HomeARTICLESNewly released audio tape reveals untold truths about the 1988 massacre of...

Newly released audio tape reveals untold truths about the 1988 massacre of PMOI prisoners

On Monday, April 14, 2025, a second audio file of Ayatollah Hossein Ali Montazeri, concerning his meeting in January 1989 with members of the “Death Committee,” was released. At the time, Montazeri was apparent successor to Iranian regime founder Ruhollah Khomeini. The Death Committee was a group of regime officials tasked with the mass execution of political prisoners in the summer of 1988.

The new audio tape, which is only a portion of Ayatollah Montazeri’s second meeting with the Death Committee and has parts deleted, reveals further dimensions of the genocide targeting the People’s Mojahedin Organization of Iran (PMOI/MEK) and executions of members of other political groups, ordered by the regime’s founder Ruhollah Khomeini. It serves as clear testimony to the historical steadfastness of the PMOI members in their principles and the righteousness of the just revolutionary resistance against the mullahs’ regime.

In this recording, Montazeri acknowledges the widespread popular resentment towards Khomeini and the Velayat-e Faqih system, saying: “Velayat-e Faqih has become repulsive to the people; people are fed up with them… The very families whose members we have now killed are all saying that the Monafeqin [regime’s derogatory term for PMOI/MEK] were right… If we had attracted them through kindness, tolerance, and affection, their numbers would have decreased, but we keep increasing them.”

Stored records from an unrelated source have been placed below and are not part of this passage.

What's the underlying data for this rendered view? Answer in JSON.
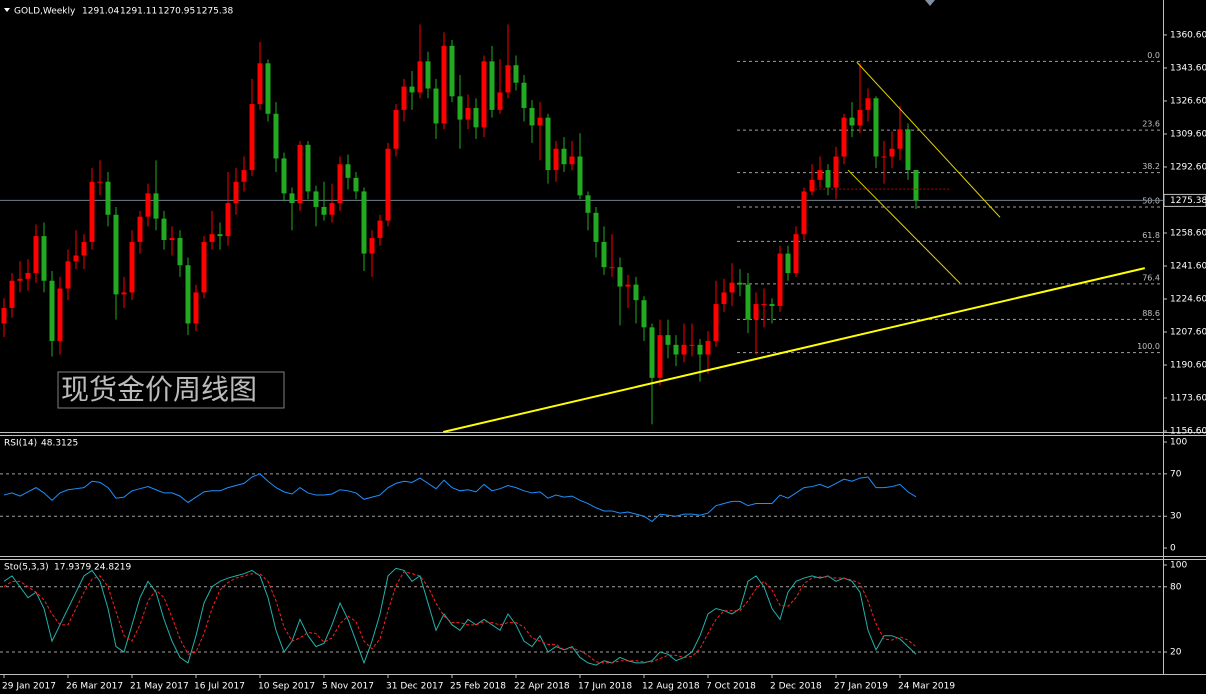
{
  "chart_data": [
    {
      "type": "candlestick",
      "title": "GOLD,Weekly",
      "annotation": "现货金价周线图",
      "categories": [
        "29 Jan 2017",
        null,
        null,
        null,
        null,
        null,
        null,
        null,
        "26 Mar 2017",
        null,
        null,
        null,
        null,
        null,
        null,
        null,
        "21 May 2017",
        null,
        null,
        null,
        null,
        null,
        null,
        null,
        "16 Jul 2017",
        null,
        null,
        null,
        null,
        null,
        null,
        null,
        "10 Sep 2017",
        null,
        null,
        null,
        null,
        null,
        null,
        null,
        "5 Nov 2017",
        null,
        null,
        null,
        null,
        null,
        null,
        null,
        "31 Dec 2017",
        null,
        null,
        null,
        null,
        null,
        null,
        null,
        "25 Feb 2018",
        null,
        null,
        null,
        null,
        null,
        null,
        null,
        "22 Apr 2018",
        null,
        null,
        null,
        null,
        null,
        null,
        null,
        "17 Jun 2018",
        null,
        null,
        null,
        null,
        null,
        null,
        null,
        "12 Aug 2018",
        null,
        null,
        null,
        null,
        null,
        null,
        null,
        "7 Oct 2018",
        null,
        null,
        null,
        null,
        null,
        null,
        null,
        "2 Dec 2018",
        null,
        null,
        null,
        null,
        null,
        null,
        null,
        "27 Jan 2019",
        null,
        null,
        null,
        null,
        null,
        null,
        null,
        "24 Mar 2019",
        null,
        null
      ],
      "open": [
        1212,
        1220,
        1234,
        1235,
        1238,
        1257,
        1234,
        1203,
        1230,
        1244,
        1247,
        1254,
        1285,
        1285,
        1268,
        1227,
        1228,
        1254,
        1267,
        1279,
        1266,
        1255,
        1256,
        1242,
        1212,
        1228,
        1254,
        1258,
        1257,
        1274,
        1285,
        1291,
        1325,
        1346,
        1320,
        1297,
        1279,
        1274,
        1304,
        1280,
        1272,
        1268,
        1274,
        1294,
        1287,
        1280,
        1248,
        1256,
        1265,
        1302,
        1322,
        1334,
        1331,
        1347,
        1333,
        1315,
        1355,
        1329,
        1317,
        1323,
        1313,
        1347,
        1322,
        1331,
        1345,
        1336,
        1323,
        1314,
        1318,
        1291,
        1302,
        1294,
        1298,
        1278,
        1269,
        1254,
        1241,
        1241,
        1231,
        1232,
        1224,
        1210,
        1184,
        1206,
        1201,
        1196,
        1201,
        1201,
        1196,
        1203,
        1222,
        1228,
        1233,
        1232,
        1214,
        1222,
        1222,
        1221,
        1248,
        1238,
        1258,
        1280,
        1286,
        1291,
        1282,
        1298,
        1318,
        1314,
        1322,
        1328,
        1298,
        1298,
        1302,
        1312,
        1291.04
      ],
      "high": [
        1225,
        1238,
        1244,
        1245,
        1263,
        1264,
        1239,
        1236,
        1250,
        1260,
        1258,
        1292,
        1296,
        1290,
        1272,
        1236,
        1260,
        1270,
        1284,
        1296,
        1270,
        1262,
        1260,
        1246,
        1232,
        1257,
        1270,
        1264,
        1290,
        1292,
        1298,
        1338,
        1357,
        1348,
        1326,
        1300,
        1282,
        1306,
        1306,
        1283,
        1285,
        1284,
        1298,
        1299,
        1290,
        1282,
        1260,
        1268,
        1305,
        1325,
        1338,
        1342,
        1366,
        1352,
        1338,
        1362,
        1358,
        1340,
        1330,
        1328,
        1350,
        1355,
        1348,
        1366,
        1350,
        1340,
        1327,
        1326,
        1320,
        1306,
        1308,
        1306,
        1310,
        1280,
        1272,
        1262,
        1258,
        1246,
        1237,
        1236,
        1226,
        1212,
        1214,
        1214,
        1206,
        1212,
        1212,
        1204,
        1208,
        1234,
        1235,
        1243,
        1240,
        1238,
        1228,
        1230,
        1225,
        1252,
        1252,
        1262,
        1282,
        1294,
        1298,
        1294,
        1303,
        1320,
        1326,
        1346,
        1333,
        1329,
        1306,
        1311,
        1324,
        1315,
        1291.11
      ],
      "low": [
        1205,
        1215,
        1228,
        1229,
        1233,
        1228,
        1195,
        1196,
        1224,
        1240,
        1240,
        1250,
        1278,
        1262,
        1214,
        1220,
        1224,
        1248,
        1262,
        1260,
        1250,
        1247,
        1236,
        1206,
        1208,
        1225,
        1250,
        1250,
        1252,
        1268,
        1280,
        1288,
        1322,
        1316,
        1290,
        1275,
        1260,
        1270,
        1276,
        1262,
        1265,
        1264,
        1270,
        1281,
        1276,
        1239,
        1236,
        1252,
        1262,
        1298,
        1316,
        1322,
        1328,
        1328,
        1307,
        1312,
        1326,
        1302,
        1312,
        1307,
        1308,
        1318,
        1320,
        1328,
        1332,
        1316,
        1305,
        1296,
        1284,
        1285,
        1290,
        1291,
        1276,
        1260,
        1246,
        1237,
        1236,
        1211,
        1220,
        1212,
        1203,
        1160,
        1180,
        1194,
        1190,
        1192,
        1195,
        1182,
        1186,
        1200,
        1218,
        1221,
        1226,
        1207,
        1196,
        1210,
        1212,
        1218,
        1234,
        1236,
        1255,
        1278,
        1282,
        1278,
        1276,
        1294,
        1308,
        1310,
        1316,
        1292,
        1284,
        1292,
        1296,
        1286,
        1270.95
      ],
      "close": [
        1220,
        1234,
        1235,
        1238,
        1257,
        1234,
        1203,
        1230,
        1244,
        1247,
        1254,
        1285,
        1285,
        1268,
        1227,
        1228,
        1254,
        1267,
        1279,
        1266,
        1255,
        1256,
        1242,
        1212,
        1228,
        1254,
        1258,
        1257,
        1274,
        1285,
        1291,
        1325,
        1346,
        1320,
        1297,
        1279,
        1274,
        1304,
        1280,
        1272,
        1268,
        1274,
        1294,
        1287,
        1280,
        1248,
        1256,
        1265,
        1302,
        1322,
        1334,
        1331,
        1347,
        1333,
        1315,
        1355,
        1329,
        1317,
        1323,
        1313,
        1347,
        1322,
        1331,
        1345,
        1336,
        1323,
        1314,
        1318,
        1291,
        1302,
        1294,
        1298,
        1278,
        1269,
        1254,
        1241,
        1241,
        1231,
        1232,
        1224,
        1210,
        1184,
        1206,
        1201,
        1196,
        1201,
        1201,
        1196,
        1203,
        1222,
        1228,
        1233,
        1232,
        1214,
        1222,
        1222,
        1221,
        1248,
        1238,
        1258,
        1280,
        1286,
        1291,
        1282,
        1298,
        1318,
        1314,
        1322,
        1328,
        1298,
        1298,
        1302,
        1312,
        1291.04,
        1275.38
      ],
      "up_color": "#ff0000",
      "down_color": "#22aa22",
      "ylim": [
        1156.1,
        1378.6
      ],
      "yticks": [
        {
          "value": 1360.6,
          "label": "1360.60"
        },
        {
          "value": 1343.6,
          "label": "1343.60"
        },
        {
          "value": 1326.6,
          "label": "1326.60"
        },
        {
          "value": 1309.6,
          "label": "1309.60"
        },
        {
          "value": 1292.6,
          "label": "1292.60"
        },
        {
          "value": 1258.6,
          "label": "1258.60"
        },
        {
          "value": 1241.6,
          "label": "1241.60"
        },
        {
          "value": 1224.6,
          "label": "1224.60"
        },
        {
          "value": 1207.6,
          "label": "1207.60"
        },
        {
          "value": 1190.6,
          "label": "1190.60"
        },
        {
          "value": 1173.6,
          "label": "1173.60"
        },
        {
          "value": 1156.6,
          "label": "1156.60"
        }
      ],
      "fib_high": 1347,
      "fib_low": 1197,
      "fib_color": "#a0a0a0",
      "fib_levels": [
        {
          "value": 0,
          "label": "0.0"
        },
        {
          "value": 23.6,
          "label": "23.6"
        },
        {
          "value": 38.2,
          "label": "38.2"
        },
        {
          "value": 50,
          "label": "50.0"
        },
        {
          "value": 61.8,
          "label": "61.8"
        },
        {
          "value": 76.4,
          "label": "76.4"
        },
        {
          "value": 88.6,
          "label": "88.6"
        },
        {
          "value": 100,
          "label": "100.0"
        }
      ],
      "trendlines": [
        {
          "color": "#ffff00",
          "x": [
            54.9,
            142.6
          ],
          "y": [
            1156.1,
            1240.5
          ]
        },
        {
          "color": "#e0d000",
          "x": [
            106.6,
            124.5
          ],
          "y": [
            1346.6,
            1266.7
          ]
        },
        {
          "color": "#e0d000",
          "x": [
            105.5,
            119.5
          ],
          "y": [
            1291,
            1232.7
          ]
        },
        {
          "color": "#cc0000",
          "x": [
            101.4,
            118.3
          ],
          "y": [
            1281.2,
            1281.2
          ]
        }
      ]
    },
    {
      "type": "line",
      "title": "RSI(14)",
      "ylim": [
        -7.5,
        105.7
      ],
      "yticks": [
        100,
        70,
        30,
        0
      ],
      "levels": [
        70,
        30
      ],
      "series": [
        {
          "color": "#1e90ff",
          "values": [
            50,
            52,
            49,
            53,
            57,
            52,
            45,
            52,
            55,
            56,
            57,
            63,
            62,
            57,
            47,
            48,
            54,
            56,
            58,
            55,
            52,
            52,
            49,
            43,
            48,
            53,
            54,
            54,
            57,
            59,
            61,
            67,
            70,
            63,
            57,
            53,
            51,
            57,
            52,
            50,
            50,
            51,
            55,
            54,
            52,
            46,
            48,
            50,
            57,
            61,
            63,
            62,
            66,
            61,
            56,
            64,
            57,
            54,
            55,
            53,
            60,
            54,
            56,
            59,
            57,
            54,
            52,
            53,
            47,
            50,
            48,
            49,
            45,
            42,
            38,
            35,
            35,
            33,
            34,
            32,
            30,
            25,
            32,
            31,
            30,
            32,
            32,
            31,
            33,
            40,
            42,
            44,
            44,
            40,
            42,
            42,
            42,
            50,
            47,
            52,
            57,
            58,
            60,
            57,
            61,
            65,
            63,
            66,
            67,
            57,
            57,
            58,
            60,
            53,
            48.3125
          ]
        }
      ]
    },
    {
      "type": "line",
      "title": "Sto(5,3,3)",
      "ylim": [
        -0.2,
        104.6
      ],
      "yticks": [
        100,
        80,
        20
      ],
      "levels": [
        80,
        20
      ],
      "series": [
        {
          "color": "#20b2aa",
          "values": [
            85,
            90,
            80,
            70,
            75,
            60,
            30,
            45,
            60,
            75,
            90,
            95,
            85,
            60,
            25,
            20,
            45,
            70,
            85,
            75,
            50,
            30,
            15,
            10,
            35,
            65,
            80,
            85,
            88,
            90,
            92,
            95,
            90,
            70,
            40,
            20,
            30,
            50,
            35,
            25,
            28,
            45,
            65,
            50,
            30,
            10,
            30,
            55,
            90,
            97,
            95,
            85,
            90,
            65,
            40,
            55,
            45,
            40,
            50,
            45,
            50,
            45,
            40,
            55,
            45,
            30,
            25,
            35,
            20,
            25,
            22,
            25,
            15,
            10,
            8,
            12,
            10,
            15,
            12,
            10,
            10,
            12,
            20,
            18,
            12,
            15,
            20,
            35,
            55,
            60,
            58,
            55,
            60,
            85,
            90,
            80,
            60,
            50,
            75,
            85,
            88,
            90,
            88,
            90,
            85,
            88,
            85,
            75,
            40,
            22,
            35,
            35,
            32,
            25,
            17.9379
          ]
        },
        {
          "color": "#ff2020",
          "dashed": true,
          "values": [
            80,
            85,
            85,
            80,
            75,
            68,
            55,
            45,
            45,
            60,
            75,
            87,
            90,
            80,
            57,
            35,
            30,
            45,
            67,
            77,
            70,
            52,
            32,
            18,
            20,
            37,
            60,
            77,
            84,
            88,
            90,
            92,
            92,
            85,
            67,
            43,
            30,
            33,
            38,
            37,
            29,
            33,
            46,
            53,
            48,
            30,
            23,
            32,
            58,
            81,
            94,
            92,
            90,
            80,
            65,
            53,
            47,
            47,
            45,
            45,
            48,
            47,
            45,
            47,
            47,
            43,
            33,
            30,
            27,
            27,
            22,
            24,
            21,
            17,
            11,
            10,
            10,
            12,
            12,
            12,
            11,
            11,
            14,
            17,
            17,
            15,
            16,
            23,
            37,
            50,
            58,
            58,
            58,
            67,
            78,
            85,
            77,
            63,
            62,
            70,
            83,
            88,
            89,
            89,
            88,
            88,
            86,
            83,
            67,
            46,
            32,
            31,
            34,
            31,
            24.8219
          ]
        }
      ]
    }
  ]
}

In the first audio file of Montazeri, released in 2016, he, speaking on August 15, 1988, in his capacity as Khomeini’s designated successor, addressed members of the Death Committee who were conducting the killings in prisons, including Ebrahim Raisi and Hossein Ali Nayyeri. He told them, “the greatest crime has been committed by your hands” and “this kind of massacre without trial, especially concerning prisoners and captives—they were your captives—will certainly benefit them in the long run, and the world will condemn us.”

In another segment of the second audio file, Montazeri refers to the swift execution of 300 female PMOI members captured during Operation Forough Javidan (Eternal Light) in Kermanshah province. He said: “They brought 300 girls who were supposedly involved in Mersad [the regime’s name for the counter-operation]—Mersad in Bakhtaran [Kermanshah]—and two of them were French. Incidentally, [Sadegh] Khalkhali said he was there… I said, ‘Alright, execute them all, but don’t execute these two girls; they are French, out of all of them…’ They said, ‘No, execute.’”

In another instance from the second audio file, Montazeri refers to the will of a heroic female PMOI member from Tehran who had courageously maintained her position before the executioners during the massacre. He says: “Light radiated from the beginning to the end of the will… This girl who believes in God, believes in the Prophet, believes in the Quran, believes in everything, she just says, ‘This Islamic Republic is not to my liking.’ Can she be executed for this? Is this jurisprudence [fiqh]?”

Last year, in July 2024, Professor Javaid Rehman, the then-UN Special Rapporteur on the situation of human rights in Iran, in his final report addressing heinous crimes and gross violations of human rights, described the 1988 massacre as instances of “crimes against humanity” and “genocide,” writing: “The specific requirements of the Genocide Convention and the challenges related to establishing genocide have already been considered. Khomeini’s fatwa, a key document of the 1988 massacre, lays bare the genocidal intent in physically destroying the PMOI, which was treated as a religious group by the perpetrators. The fatwa explicitly characterizes the PMOI’s alleged religious transgressions as ‘waging war against God’ that must be punished by execution.”

The report also notes that the scale and number of individuals involved in these crimes are extensive, ranging from the leadership, Sharia judges, prosecutors, representatives of the Ministry of Intelligence, members of the Death Commission and their facilitators, prison guards, members of the Islamic Revolutionary Guard Corps (IRGC) and all those who facilitated the commission of these international law crimes and their subsequent ongoing concealment.

In his recommendations, the Special Rapporteur calls on all UN member states to use universal jurisdiction to conduct immediate, impartial, complete, and transparent investigations into crimes under international law and to collect, integrate, and preserve evidence for future criminal prosecution of all perpetrators.